Mullins’ travels in Europe made him a fan of wheat beers, like Witless Wheat, the Stooges’ summer seasonal made in the Hefeweizen style with imported hops and honey-roast malt. (Honey-roast malt is delicious, by the way, if you ever get a chance to crunch some before it’s brewed. You could pour milk over it and serve it as granola.) Witless Wheat offers green-banana flavors around the edges of your tongue, plus a taste of fresh honey and a bit of spice that’s more complex than most wheats I’ve tried.
Do the Stooges’ beers pair well with food? Bramon and Peck both say yes, but for very different reasons. Bramon “has a food in mind for every beer” he makes. Peck believes you “make the best beer possible and you will find a food to go with it.” He mentioned a local restaurant crafting ice cream with Knucklehead Porter, which makes me want to run to the store for ice and salt.
For now, The Brew Stooges’ beers are sold only in Alabama and only on draft. You can find them at the Loda Bier Garten, Buck’s Pizza Downtown, the Hungry Owl and several Mellow Mushroom venues, but they tend to sell out quick.
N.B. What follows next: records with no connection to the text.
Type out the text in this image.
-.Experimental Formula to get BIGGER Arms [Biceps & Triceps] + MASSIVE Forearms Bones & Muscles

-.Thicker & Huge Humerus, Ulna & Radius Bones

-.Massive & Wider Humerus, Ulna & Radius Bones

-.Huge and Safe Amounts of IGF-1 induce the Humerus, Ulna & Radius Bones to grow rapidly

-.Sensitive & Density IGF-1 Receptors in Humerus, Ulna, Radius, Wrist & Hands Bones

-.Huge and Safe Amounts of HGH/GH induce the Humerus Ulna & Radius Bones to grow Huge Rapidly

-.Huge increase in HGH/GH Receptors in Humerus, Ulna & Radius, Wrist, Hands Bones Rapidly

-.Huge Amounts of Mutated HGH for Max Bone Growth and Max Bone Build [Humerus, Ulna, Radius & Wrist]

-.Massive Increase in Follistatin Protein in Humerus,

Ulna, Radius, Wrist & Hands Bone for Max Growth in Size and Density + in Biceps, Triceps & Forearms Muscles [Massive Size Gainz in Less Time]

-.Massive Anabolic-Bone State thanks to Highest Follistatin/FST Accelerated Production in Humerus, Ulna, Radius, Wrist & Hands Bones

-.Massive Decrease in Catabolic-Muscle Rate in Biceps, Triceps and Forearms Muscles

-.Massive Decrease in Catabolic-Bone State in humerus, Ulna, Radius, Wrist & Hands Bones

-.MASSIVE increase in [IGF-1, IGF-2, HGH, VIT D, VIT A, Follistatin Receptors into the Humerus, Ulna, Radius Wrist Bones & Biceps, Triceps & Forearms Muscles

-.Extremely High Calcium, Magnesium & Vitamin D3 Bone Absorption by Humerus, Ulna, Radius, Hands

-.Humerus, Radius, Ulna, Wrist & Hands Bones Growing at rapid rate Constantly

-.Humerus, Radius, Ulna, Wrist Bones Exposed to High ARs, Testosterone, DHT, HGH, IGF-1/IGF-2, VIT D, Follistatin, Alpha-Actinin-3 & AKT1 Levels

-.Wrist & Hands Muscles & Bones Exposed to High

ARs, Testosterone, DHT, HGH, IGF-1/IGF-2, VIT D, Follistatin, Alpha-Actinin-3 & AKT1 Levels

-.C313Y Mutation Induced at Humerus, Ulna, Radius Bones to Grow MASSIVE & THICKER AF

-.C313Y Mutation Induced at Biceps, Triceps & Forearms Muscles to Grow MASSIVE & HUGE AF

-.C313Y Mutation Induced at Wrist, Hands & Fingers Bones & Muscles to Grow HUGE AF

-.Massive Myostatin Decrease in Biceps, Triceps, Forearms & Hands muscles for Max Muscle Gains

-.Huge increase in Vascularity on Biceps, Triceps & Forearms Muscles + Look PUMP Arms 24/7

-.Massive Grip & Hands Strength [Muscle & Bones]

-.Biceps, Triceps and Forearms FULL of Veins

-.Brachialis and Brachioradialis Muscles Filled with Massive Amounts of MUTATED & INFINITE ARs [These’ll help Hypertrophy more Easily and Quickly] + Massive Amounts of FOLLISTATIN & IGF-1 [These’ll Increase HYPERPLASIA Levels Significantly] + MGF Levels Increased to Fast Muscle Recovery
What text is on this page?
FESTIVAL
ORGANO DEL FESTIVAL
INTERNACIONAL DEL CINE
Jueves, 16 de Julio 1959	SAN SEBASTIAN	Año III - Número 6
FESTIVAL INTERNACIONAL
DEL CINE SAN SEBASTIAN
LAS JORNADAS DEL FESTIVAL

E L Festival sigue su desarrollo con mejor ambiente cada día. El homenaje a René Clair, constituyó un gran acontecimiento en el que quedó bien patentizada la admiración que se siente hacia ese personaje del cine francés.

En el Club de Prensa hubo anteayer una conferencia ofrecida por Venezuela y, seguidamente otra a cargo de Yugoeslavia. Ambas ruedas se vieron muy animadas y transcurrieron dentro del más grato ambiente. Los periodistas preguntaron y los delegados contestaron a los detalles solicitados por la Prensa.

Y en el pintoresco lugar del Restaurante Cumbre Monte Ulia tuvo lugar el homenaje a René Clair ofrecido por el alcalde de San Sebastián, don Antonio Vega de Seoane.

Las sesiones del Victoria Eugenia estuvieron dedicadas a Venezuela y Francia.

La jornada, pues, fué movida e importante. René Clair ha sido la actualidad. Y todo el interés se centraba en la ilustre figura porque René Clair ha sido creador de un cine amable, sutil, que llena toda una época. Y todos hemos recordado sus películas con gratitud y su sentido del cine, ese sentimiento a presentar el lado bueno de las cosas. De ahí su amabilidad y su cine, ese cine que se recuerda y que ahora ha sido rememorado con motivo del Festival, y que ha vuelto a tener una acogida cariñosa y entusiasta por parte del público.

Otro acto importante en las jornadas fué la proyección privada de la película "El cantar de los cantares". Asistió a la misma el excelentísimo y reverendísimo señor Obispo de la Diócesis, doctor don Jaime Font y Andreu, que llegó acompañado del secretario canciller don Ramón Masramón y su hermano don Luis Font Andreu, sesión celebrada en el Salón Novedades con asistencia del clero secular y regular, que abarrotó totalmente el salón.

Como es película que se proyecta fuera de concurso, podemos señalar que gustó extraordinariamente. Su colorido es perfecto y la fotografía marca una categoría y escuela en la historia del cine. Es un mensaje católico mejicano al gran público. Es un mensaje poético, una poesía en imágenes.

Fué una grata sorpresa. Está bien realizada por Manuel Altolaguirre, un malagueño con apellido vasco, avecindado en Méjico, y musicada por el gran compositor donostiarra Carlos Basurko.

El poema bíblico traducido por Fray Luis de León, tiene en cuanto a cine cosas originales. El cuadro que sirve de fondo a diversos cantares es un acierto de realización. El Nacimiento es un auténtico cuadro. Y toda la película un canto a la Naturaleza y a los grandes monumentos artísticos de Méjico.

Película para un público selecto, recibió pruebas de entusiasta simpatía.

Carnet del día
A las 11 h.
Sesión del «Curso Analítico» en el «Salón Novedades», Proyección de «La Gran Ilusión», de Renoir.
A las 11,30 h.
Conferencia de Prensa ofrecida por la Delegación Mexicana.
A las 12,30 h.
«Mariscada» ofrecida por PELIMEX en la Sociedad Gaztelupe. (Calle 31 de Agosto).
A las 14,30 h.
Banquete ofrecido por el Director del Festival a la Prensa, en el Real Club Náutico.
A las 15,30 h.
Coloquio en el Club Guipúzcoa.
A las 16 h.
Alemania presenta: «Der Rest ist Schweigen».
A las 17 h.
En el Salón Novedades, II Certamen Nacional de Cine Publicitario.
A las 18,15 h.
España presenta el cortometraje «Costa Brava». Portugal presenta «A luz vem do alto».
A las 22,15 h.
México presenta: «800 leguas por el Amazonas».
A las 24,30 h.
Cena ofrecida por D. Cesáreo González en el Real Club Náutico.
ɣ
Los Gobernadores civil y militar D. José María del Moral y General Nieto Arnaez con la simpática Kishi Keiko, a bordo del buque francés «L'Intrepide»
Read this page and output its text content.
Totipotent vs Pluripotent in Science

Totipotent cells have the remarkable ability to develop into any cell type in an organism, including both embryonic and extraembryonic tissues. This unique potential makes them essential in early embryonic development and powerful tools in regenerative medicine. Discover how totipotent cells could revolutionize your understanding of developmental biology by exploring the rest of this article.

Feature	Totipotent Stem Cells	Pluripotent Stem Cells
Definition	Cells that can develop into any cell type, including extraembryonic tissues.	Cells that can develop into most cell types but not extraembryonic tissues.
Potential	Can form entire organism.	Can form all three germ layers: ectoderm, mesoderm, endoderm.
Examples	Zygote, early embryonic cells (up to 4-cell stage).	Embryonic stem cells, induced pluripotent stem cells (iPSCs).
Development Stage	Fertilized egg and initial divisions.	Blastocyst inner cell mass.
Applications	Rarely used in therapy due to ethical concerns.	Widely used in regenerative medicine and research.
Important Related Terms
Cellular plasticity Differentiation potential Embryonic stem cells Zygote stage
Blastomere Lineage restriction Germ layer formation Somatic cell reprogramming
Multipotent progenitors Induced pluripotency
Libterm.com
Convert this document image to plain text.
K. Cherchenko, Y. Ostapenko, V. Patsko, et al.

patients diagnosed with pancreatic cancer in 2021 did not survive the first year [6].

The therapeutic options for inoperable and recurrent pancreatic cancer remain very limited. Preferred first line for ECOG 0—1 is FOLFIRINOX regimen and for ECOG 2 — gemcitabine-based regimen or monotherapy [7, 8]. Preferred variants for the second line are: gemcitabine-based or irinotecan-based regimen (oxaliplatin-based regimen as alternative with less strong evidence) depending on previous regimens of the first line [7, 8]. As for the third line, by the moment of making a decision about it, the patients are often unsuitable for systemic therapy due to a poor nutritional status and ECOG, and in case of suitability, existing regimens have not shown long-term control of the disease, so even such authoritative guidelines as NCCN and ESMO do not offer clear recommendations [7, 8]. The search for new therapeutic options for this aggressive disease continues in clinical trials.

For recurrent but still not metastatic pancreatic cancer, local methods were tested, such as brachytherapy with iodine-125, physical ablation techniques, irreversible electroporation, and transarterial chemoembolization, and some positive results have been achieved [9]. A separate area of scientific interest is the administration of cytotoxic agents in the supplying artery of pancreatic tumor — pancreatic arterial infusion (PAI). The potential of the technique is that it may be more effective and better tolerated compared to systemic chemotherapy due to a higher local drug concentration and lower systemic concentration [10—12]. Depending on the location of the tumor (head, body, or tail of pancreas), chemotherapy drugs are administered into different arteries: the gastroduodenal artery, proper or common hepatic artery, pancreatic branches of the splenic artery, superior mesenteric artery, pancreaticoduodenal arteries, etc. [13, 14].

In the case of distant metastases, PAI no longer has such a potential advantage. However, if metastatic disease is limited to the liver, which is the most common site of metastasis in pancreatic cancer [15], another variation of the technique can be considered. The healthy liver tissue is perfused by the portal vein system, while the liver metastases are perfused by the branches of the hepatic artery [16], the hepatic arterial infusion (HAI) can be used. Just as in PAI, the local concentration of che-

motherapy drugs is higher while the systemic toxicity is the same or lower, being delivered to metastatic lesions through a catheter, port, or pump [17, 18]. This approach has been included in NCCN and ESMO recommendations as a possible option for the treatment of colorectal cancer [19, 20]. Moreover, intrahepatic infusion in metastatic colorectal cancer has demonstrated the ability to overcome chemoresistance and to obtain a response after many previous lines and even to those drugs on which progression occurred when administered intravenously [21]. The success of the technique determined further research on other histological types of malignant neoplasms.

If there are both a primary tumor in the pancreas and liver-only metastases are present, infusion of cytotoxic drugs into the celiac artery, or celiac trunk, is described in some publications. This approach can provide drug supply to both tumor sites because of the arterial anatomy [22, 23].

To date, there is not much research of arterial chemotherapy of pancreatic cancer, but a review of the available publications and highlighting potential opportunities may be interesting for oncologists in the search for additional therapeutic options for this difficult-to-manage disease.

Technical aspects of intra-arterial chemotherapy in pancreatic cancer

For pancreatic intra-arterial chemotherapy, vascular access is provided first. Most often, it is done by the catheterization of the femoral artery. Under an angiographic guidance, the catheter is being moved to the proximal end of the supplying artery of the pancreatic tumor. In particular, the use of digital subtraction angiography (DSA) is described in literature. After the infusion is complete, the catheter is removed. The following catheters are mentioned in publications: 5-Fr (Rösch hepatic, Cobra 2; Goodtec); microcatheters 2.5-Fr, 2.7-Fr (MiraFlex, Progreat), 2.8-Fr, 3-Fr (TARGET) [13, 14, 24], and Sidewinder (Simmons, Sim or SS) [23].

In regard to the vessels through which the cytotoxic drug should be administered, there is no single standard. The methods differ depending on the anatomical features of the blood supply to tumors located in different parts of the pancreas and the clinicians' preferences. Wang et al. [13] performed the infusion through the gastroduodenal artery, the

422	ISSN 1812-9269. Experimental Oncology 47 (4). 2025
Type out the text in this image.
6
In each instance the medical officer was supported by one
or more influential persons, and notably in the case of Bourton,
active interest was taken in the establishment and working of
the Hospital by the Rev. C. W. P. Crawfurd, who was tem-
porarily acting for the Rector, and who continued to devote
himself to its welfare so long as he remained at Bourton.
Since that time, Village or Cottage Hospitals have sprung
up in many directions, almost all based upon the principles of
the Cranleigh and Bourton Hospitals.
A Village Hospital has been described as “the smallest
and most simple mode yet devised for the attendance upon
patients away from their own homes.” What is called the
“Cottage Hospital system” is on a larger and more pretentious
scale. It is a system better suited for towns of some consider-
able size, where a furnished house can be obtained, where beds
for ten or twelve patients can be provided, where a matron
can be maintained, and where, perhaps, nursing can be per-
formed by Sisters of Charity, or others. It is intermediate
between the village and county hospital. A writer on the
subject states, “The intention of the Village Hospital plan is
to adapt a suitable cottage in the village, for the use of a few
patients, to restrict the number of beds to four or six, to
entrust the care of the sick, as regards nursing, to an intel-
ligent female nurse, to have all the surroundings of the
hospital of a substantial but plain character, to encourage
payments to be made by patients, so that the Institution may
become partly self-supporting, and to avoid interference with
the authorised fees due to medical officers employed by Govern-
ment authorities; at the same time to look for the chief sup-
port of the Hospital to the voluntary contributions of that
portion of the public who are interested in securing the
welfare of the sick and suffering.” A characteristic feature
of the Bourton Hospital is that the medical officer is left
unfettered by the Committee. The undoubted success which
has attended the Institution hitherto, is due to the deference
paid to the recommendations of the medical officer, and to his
The Stooges brew in two 500-gallon tanks with a 30-barrel per month output, currently, and struggle to meet demand – although they hope to double production without adding new tanks (“We’re a microbrewery,” emphasizes Peck).
Their Huntsville tap room has 10 beers on draft and is open Thursdays, Fridays and Saturdays from 5-8 p.m. unless the guys take pity and open just for you (like they did for me, earning eternal gratitude).
The Brew Stooges love Mobile, by the way, after visiting to promote their wares. Chris met tons of “cool people who like to drink and talk about beer.” He sees “a match made in heaven” between the Stooges and Mobile, so I may have imagined that whole engineering-challenge thing. But it’s still an interesting theory.